When then form is submitted and you verify the token against for now and against the previous 30 minute period. Therefore a token is valid for 30 minutes up to one hour.
$token = function($tick = 0) use($secret, $hash) {
$segment = ((int) ($_SERVER['REQUEST_TIME'] / 1800)) + $tick;
return $hash($secret . $segment);
};
Generally, it suffices to have one single token per user or per session. It is important that the token is bound to just one particular user/session and not globally used.
If you are afraid the token could get leaked to or get obtained by an attacking site (e. g. by XSS), you can limit the token’s validity to just a certain timeframe, a certain form/URL, or a certain amount of uses.
But limiting the validity has the drawback that it might result in false positives and thus restrictions in usability, e. g. a legitimate request might use a token that just have been invalidated as the token request is too long ago or the token has already been used too often.

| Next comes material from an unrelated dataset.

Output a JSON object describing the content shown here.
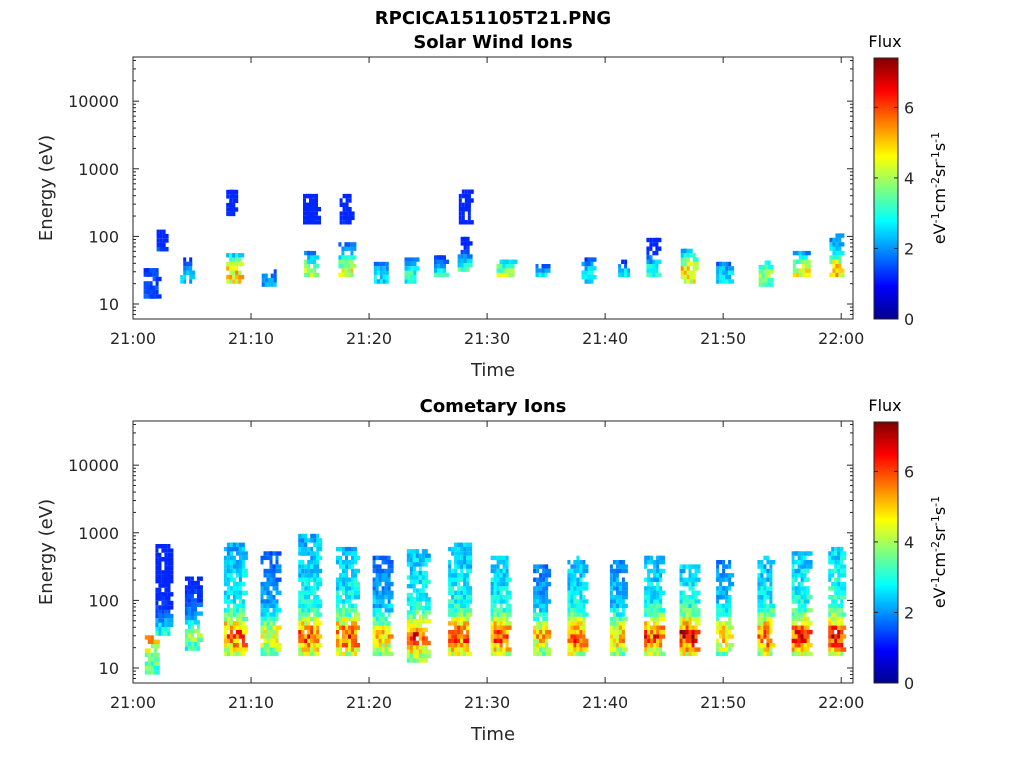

So my recommendation is to just use one token per user/session. And if you want further security, use one token per form/URL per user/session so that if a token for one form/URL gets leaked the others are still safe.
If you do it per form request - then you basically remove the ability for CSRF attacks to occur & you can solve another common issue: multiple form submission
In simple terms - your application will only accept form input if the user ASKED for the form prior to the submission.
Normal scenario: User A goes to your website, and asks for Form A, is given Form A plus a unique code for Form A. When the user submits Form A, he/she must include the unique code which was only for Form A.
CSRF Attack scenario: User A goes to your website, and asks for Form A. Meanwhile they visit another "bad" site, which attempts a CSRF attack on them, getting them to submit for a fake Form B.
But your website knows that User A never asked for Form B - and therefore even though they have the unique code for Form A, Form B will be rejected, because they dont have a Form B unique Code, only a Form A code. Your user is safe, and you can sleep easy at night.
But if you do it as a generic token, lasting for an hour (like you posted above) - then the attack above might work, in which case you've not achieved much with your CSRF protection. This is because the application does not know that form B was never asked for in the first place. It is a generic token. The WHOLE POINT of CSRF prevention is to make each form token unique to that form
Edit: because you asked for more information: 1 - you dont have to do it per form request, you can do it per hour/session etc. The point is a secret value that is given to the user, and resubmiited on the return. This value is not known by another website, and thus cannot submit a false form.
So you either generate the token per request, or per session:
// Before rendering the page:
$data['my_token'] = md5(uniqid(rand(), true));
$_SESSION['my_token'] = $data['my_token'];
// During page rendering:
<input type="hidden" name="my_token" id="my_token" value="<? php echo $_SESSION['my_token']?>" />
// After they click submit, when checking form:
if ($_POST['my_token'] === $_SESSION['my_token'])
{
// was ok
}
else
{
// was bad!!!
}
and because it is "per form" - you wont get double form submissions - because you can wipe the token after the first form submission!